Wednesday, January 2, 2013

Listen and Learn

     Wow!  I knew it had been a long time since I posted but I didn't realize that I hadn't posted since September.  Yep, life after fifty has been super busy!  There's been time spent on family, friends, and home stuff.  There's a part time job that requires a lot of mental energy and reflection.  I had  many thoughts about the election but most of them I chose to keep to myself and not share on a blog.  Politics are simply complicated.  Perspective makes such a difference in what one believes is right or wrong.    
       So life after fifty for the past few months has been a time of listening and learning rather than speaking out.  I've learned how difficult it is for the elderly to find purpose and meaning in life when life has become so different from what it used to be for them.  Using technology and working with the health care system can be so overwhelming for people my parents' ages.
      During the presidential campaign I learned how separated we are as a society by tunnelvision created by our limited realities.  I believe what I believe because of my knowledge and experiences.  But my neighbor may have a totally different view with just cause based on his/her knowledge and experiences.
      I've learned from the wonderful young adults that I work with about resiliency and perserverence during the transition from college to the reality of becoming effective educators admist the disappointments, challenges and and frustrations that come with a 24 hour a day, 7 day a week profession.
      I've listened to many people.  I've heard their joys and sorrows.  I find that lessons are all around me.  I am humbled by the human spirit.  So, as the new year begins, I will return to blogging with a renewed desire to share my thoughts and a new desire to keep perspective in mind before I pass judgement.  Have you been listening and learning too?  Feel free to share!

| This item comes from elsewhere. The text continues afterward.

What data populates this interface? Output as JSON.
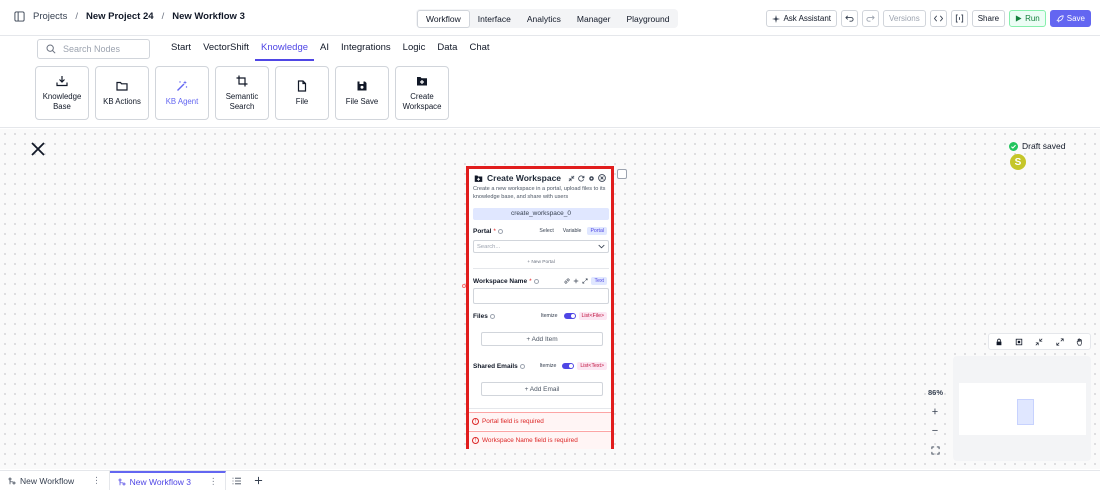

Monday, September 24, 2012

Scarred or Carved?

     Recently a beautiful young friend of mine shared her thoughts on the scar she received on her face from "being in the wrong place at the wrong time". I noticed the scar when I first met her, but I don't see it anymore.  She is such a beautiful spirit that she glows and the scar  is diminished in her light. She credited those scars for changing her life, in a good way.  So my mind started wandering around and around thinking about scars, physical and mental. I have scars too.  We all do.  Some are healed. Some are not.  Physically, I credit the scar I have from melanoma for changing my perception about life.  I was so worried that I might not live to see my daughters grow up.  Well, I did.  That scar is a daily reminder of the fragility of life and a victory of life.  My leg is forever marred, but it's inconsequential in the big picture of things.  That scar is healed, physically and mentally.  But I have some others that are not.  And it may be that I haven't let those emotional scars heal because of fear of being hurt again, the wounds keep me cautious and wary. 
     In order for wounds to heal, a scar has to form.  If the wound is opened continuously, there is no healing.  This observation made me think about the emotional wounds that people have that don't heal because the circumstances keep causing the wound to reopen.  It gives an insight into why people behave the way they do.   I also thought about how our scars identify us.  Wasn't it Thomas in the Bible, who recognized Jesus because of his wounds/scars?  Do our scars identify us?  Do they tell our story? 
     So the Universe scars us if we live a full life.  But doesn't a sculptor scar/carve the marble to bring out the beauty of the sculpture?  In the end, the marble is transformed into something that creates a deep feeling in the mind of the one who appreciates it, something of timeless beauty. The scars are no longer visible in the beauty of the art.  I say, embrace the scars, choose to let them heal, choose to be better because of them.  Choose to be a masterpiece!